Господи, о чем она думает? Хотя, наверное, это правильно – если она будет думать о том, что ее действительно занимает, у нее случится истерика, и она, чего доброго, накричит на мадам Жири прямо с порога. Этого нельзя допустить – она должна поговорить с ней спокойно. Надо взять себя в руки.

Нет лучшего способа привести мысли в порядок, чем поправить прическу. Кристина поискала глазами зеркало – и поняла вдруг, что в комнате нет зеркал. Ни одного. Она встала и осторожно выглянула в прихожую. Верно, и там нет.

Почему в доме, где живет женщина, нет зеркал?

Кристина бросила нервный взгляд на лестницу на второй этаж. Почему мадам Жири не спускается? Что за дело может занимать ее так долго там, наверху? Девушка сделала робкий шаг к лестнице. Осмелится ли она подняться, чтобы взглянуть самой?

Мадам Жири бесшумно возникла на площадке. Лицо ее было напряжено, и взгляд строг:
- Кристина. Тебе лучше вернуться в гостиную.

Девушки в кордебалете Оперы привыкли беспрекословно подчиняться этой интонации. Кристина покорно развернулась и вошла в комнату. Мадам Жири вошла следом за ней и плотно закрыла дверь. Потом сказала сухо:
- В твой прошлый визит сюда я рассказала все, что тебе следует знать.

Кристина не доверяла своему голосу – боялась сорваться и выдать всю гамму противоречивых чувств, которые испытывала. Поэтому она молча раскрыла сумочку – небольшой бархатный, под стать остальному ее туалету, футляр для бумаг, – и протянула мадам Жири нотную тетрадку. Рукой в перчатке указала на посвящение и произнесла всего одно слово:
- Как?

Помимо воли голос ее прозвучал умоляюще. Мадам Жири на секунду прикрыла глаза, а потом жестом пригласила девушку сесть. Кристина опустилась в кресло – она поняла, что не вынесет больше и минуты на проклятом полосатом диване. Туда села мадам Жири:
- Я могла бы, конечно, сказать тебе, что это посвящение сделали в «Рикорди» для того, чтобы опус лучше продавался. И признаюсь тебе, Кристина – если бы не искренность твоего горя, которому я в прошлый раз была свидетельницей, я бы так и сделала.

На этот раз Кристина нашла в себе силы задать полноценный вопрос:
- Значит, вы солгали мне… тогда?

Мадам Жири кивнула – на лице ее не было и намека на смущение:
- Да.

Кристина вспыхнула и судорожно сжала руки на груди. Мадам Жири продолжила очень спокойно и холодно:
- Да, я солгала тебе. Я могу сказать тебе правду, но она ничего не изменит.

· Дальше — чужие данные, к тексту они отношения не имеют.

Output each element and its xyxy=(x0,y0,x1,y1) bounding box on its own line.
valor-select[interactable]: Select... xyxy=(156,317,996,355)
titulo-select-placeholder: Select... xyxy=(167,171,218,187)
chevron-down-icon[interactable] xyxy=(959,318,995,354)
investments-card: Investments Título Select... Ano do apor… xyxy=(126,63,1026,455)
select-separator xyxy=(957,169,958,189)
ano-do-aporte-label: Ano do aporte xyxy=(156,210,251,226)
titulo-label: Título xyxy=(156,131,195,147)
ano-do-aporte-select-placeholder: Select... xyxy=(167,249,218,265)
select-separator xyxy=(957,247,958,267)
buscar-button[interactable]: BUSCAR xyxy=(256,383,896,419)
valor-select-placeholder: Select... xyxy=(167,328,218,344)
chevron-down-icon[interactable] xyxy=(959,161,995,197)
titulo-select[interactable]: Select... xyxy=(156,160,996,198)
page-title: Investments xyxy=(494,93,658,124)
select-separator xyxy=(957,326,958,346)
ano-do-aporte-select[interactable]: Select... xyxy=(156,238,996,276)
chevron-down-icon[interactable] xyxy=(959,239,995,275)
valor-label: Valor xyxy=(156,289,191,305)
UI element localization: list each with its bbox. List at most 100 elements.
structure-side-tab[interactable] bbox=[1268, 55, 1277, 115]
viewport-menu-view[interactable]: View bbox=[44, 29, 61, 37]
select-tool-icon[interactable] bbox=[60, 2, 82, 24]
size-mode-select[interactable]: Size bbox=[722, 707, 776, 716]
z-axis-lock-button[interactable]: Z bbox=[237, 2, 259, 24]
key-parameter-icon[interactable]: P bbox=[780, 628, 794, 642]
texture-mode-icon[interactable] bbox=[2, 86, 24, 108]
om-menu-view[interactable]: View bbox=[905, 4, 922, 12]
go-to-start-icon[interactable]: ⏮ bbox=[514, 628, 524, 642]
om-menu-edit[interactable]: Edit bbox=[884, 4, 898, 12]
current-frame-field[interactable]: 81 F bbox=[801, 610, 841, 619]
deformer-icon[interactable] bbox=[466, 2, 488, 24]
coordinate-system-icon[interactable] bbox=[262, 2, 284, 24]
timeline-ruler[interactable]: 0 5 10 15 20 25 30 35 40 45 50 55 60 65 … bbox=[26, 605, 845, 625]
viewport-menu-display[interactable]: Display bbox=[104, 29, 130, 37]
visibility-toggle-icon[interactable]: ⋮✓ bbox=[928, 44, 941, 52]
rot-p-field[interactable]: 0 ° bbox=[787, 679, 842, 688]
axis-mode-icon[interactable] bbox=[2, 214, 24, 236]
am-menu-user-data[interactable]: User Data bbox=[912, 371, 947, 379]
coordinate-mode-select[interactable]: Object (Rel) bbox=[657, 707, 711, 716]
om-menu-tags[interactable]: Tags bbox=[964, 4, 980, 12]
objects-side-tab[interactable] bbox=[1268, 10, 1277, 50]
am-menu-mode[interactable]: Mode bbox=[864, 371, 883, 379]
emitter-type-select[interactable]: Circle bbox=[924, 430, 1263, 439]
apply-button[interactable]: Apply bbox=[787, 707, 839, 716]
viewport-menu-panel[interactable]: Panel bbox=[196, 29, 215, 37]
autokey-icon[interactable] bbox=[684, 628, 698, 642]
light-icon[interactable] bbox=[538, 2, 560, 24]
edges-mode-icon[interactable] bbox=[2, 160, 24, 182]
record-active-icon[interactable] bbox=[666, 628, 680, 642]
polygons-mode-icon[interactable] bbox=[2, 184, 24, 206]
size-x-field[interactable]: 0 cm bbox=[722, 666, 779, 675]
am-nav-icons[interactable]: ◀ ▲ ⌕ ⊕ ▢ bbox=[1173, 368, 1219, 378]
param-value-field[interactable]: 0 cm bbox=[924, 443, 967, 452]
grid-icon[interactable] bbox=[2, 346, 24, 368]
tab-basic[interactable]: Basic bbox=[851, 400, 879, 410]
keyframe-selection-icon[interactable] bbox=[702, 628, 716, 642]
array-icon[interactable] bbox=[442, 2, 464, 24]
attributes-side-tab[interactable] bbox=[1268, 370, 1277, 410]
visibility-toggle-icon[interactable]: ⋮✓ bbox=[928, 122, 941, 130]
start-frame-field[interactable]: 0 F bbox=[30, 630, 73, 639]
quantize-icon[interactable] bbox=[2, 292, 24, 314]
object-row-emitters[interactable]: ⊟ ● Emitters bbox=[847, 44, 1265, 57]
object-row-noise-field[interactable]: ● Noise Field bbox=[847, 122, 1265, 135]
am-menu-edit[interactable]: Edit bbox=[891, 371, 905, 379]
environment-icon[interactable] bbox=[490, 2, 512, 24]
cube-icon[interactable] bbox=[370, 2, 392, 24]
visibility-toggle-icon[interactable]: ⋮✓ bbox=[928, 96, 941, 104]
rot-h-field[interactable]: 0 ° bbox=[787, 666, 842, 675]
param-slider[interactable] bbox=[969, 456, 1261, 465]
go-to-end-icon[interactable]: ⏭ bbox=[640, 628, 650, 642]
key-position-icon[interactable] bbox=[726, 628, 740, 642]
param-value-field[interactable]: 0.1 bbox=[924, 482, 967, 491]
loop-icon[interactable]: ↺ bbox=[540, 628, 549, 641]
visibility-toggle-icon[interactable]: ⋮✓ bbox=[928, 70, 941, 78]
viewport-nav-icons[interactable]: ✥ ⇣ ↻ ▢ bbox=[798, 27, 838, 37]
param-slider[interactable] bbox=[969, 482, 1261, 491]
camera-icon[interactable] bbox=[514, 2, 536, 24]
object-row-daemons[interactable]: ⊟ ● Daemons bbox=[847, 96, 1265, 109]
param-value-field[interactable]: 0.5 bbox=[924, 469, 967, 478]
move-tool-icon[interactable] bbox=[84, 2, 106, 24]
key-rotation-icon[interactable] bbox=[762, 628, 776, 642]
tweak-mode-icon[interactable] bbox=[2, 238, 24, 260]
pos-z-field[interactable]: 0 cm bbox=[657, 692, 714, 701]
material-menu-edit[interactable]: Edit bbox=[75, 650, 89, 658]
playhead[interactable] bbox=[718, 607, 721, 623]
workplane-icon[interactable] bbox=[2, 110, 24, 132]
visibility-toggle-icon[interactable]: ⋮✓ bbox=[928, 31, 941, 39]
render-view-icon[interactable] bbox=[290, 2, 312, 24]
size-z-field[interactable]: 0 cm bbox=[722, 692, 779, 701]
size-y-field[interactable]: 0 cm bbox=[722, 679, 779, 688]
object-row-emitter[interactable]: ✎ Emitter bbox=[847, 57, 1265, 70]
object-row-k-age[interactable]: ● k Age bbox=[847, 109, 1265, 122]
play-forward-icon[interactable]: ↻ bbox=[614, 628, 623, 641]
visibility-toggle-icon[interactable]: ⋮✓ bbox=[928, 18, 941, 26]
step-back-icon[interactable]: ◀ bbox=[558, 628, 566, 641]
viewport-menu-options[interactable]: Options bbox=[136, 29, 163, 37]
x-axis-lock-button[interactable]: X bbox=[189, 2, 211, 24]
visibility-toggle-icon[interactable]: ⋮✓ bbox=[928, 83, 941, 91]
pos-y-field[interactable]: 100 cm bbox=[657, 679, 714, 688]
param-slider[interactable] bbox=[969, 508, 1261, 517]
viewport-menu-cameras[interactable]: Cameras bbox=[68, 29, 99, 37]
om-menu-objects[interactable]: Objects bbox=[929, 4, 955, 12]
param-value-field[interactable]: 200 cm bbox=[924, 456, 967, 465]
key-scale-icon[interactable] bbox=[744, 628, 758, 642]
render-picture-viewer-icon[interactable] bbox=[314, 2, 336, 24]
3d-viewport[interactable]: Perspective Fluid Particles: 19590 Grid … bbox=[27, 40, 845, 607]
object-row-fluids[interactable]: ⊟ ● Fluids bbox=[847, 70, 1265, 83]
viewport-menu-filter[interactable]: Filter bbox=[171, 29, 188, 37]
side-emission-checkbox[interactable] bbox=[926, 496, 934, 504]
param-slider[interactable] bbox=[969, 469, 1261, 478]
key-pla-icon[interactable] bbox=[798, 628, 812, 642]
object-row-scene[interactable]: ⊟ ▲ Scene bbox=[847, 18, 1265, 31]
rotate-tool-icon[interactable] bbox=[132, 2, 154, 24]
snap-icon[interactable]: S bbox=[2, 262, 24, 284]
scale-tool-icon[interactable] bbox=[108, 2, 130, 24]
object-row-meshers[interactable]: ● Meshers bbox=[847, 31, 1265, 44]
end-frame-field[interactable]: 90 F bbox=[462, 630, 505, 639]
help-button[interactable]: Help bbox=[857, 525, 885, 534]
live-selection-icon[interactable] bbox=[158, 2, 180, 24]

Кристина сделала просительный жест рукой и посмотрела мадам Жири в глаза:
- Прошу вас, мадам… Как это возможно? – Мадам Жири молчала, и глаза Кристины медленно наполнились слезами. Когда она снова заговорила, голос ее был едва ли громче шепота, и в нем звучала надежда, в которой девушка боялась признаться даже самой себе. – Мадам, я умоляю вас… Скажите мне … Он жив?

Мадам Жири вздохнула, смирившись с неизбежным:
- Жив. – Она едва могла смотреть Кристине в лицо – при звуке короткого слова «жив» глаза девушки засияли. Она всегда так сочувствовала этой девочке, и ей столько всего пришлось пережить. Жестоко будет погасить этот свет – но другого выхода нет… Она повторила. – Жив. Но, как я уже говорила тебе, это ничего не изменит. Тебе лучше было бы – лучше будет оставаться в убеждении, что в прошлый раз я сказала тебе правду. Человека, которого ты знала, больше нет.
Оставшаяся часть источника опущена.